Em 2015, Nkechi Amare Diallo. dirigente da National Association for the Advancement of Colored People (algo como Associação Nacional Para o Avanço de Pessoas de Cor) tornou-se alvo de uma enorme controvérsia. A ativista pelos direitos raciais, que sempre se apresentou como negra, era afinal uma branca, filha de pai e mãe caucasianos. A revelação causou grande incómodo junto da comunidade afro-americana, que considerou o seu espaço de fala e reivindicação invadido.

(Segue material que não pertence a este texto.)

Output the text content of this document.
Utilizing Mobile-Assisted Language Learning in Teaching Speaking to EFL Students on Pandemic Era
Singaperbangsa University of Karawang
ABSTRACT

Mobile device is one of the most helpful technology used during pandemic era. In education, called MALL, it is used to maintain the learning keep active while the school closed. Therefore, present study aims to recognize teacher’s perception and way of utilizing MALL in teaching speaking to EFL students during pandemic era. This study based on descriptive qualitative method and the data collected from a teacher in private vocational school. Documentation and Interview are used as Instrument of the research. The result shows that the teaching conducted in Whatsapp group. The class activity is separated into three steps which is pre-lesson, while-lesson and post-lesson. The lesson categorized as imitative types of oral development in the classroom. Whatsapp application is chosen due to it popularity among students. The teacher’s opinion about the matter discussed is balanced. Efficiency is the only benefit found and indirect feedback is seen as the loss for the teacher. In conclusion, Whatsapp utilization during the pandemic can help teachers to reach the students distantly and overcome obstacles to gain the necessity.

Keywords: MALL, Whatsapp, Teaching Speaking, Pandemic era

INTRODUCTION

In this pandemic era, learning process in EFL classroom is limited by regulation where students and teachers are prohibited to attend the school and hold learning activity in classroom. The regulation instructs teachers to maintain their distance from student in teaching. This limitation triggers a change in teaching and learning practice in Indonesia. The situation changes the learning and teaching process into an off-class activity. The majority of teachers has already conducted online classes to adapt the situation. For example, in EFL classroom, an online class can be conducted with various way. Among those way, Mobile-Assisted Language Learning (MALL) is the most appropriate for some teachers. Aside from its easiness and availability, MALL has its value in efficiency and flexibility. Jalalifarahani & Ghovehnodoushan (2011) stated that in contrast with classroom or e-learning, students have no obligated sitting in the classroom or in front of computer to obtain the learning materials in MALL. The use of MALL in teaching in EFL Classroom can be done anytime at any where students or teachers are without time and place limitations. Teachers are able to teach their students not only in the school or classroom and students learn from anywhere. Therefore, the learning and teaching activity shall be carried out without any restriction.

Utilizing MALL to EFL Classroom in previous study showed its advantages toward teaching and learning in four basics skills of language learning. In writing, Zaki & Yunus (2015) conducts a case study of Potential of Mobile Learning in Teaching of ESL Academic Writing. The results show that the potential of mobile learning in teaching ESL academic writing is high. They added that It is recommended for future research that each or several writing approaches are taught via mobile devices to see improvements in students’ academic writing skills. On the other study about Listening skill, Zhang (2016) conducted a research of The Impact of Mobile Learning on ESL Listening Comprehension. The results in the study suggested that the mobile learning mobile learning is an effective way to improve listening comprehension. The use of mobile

Até hoje, Diallo continua a dizer que se sente uma mulher branca, que é tudo uma questão de identificação.

Este episódio foi percebido como particularmente ofensivo se tivermos em consideração que, durante décadas, o fenómeno era o oposto: negros — nomeadamente os bi-raciais — a tentarem, quando a sua fisionomia assim o permitia, apresentarem-se como brancos. O fenómeno é conhecido por “passing” (algo como “passar por”) e era usado como uma arma contra a discriminação, mas em forma de farsa. Esta espécie de “ficção da identidade” também é aplicável ao tentar passar por outros géneros, orientações sexuais e até religiões — geralmente como mecanismo de defesa. O termo “Passing” foi cimentado por um romance de 1929 da americana Nella Larsen, que resulta agora nesta adaptação para cinema da realizadora debutante Rebecca Hall, que também escreve e produz.

Hall é, contudo, um nome conhecido da representação, sendo talvez mais recordada como a Vicky de “Vicky, Cristina, Barcelona”, um dos últimos filmes de Woody Allen a colher sucesso de público e de crítica. O impulso para se arriscar noutras lides surgiu há 13 anos, quando teve o ímpeto de começar a escrever o guião deste “Passing” depois de uma leitura do livro a ter deixado “em sobressalto”. É que Hall percebeu que conviveu de perto com “passings” — o seu avô materno passava por branco, o que, segundo a própria “tingiu aspetos da família com muito mistério” que a cineasta finalmente compreendia. Também a sua mãe, a cantora de ópera Maria Ewing, passava por branca, mesmo não tendo assumidamente esse objetivo. “Ela era o que fosse que as pessoas escolhessem ver”, explica Hall, realçando que muitas vezes Maria era considerada apenas “exótica”.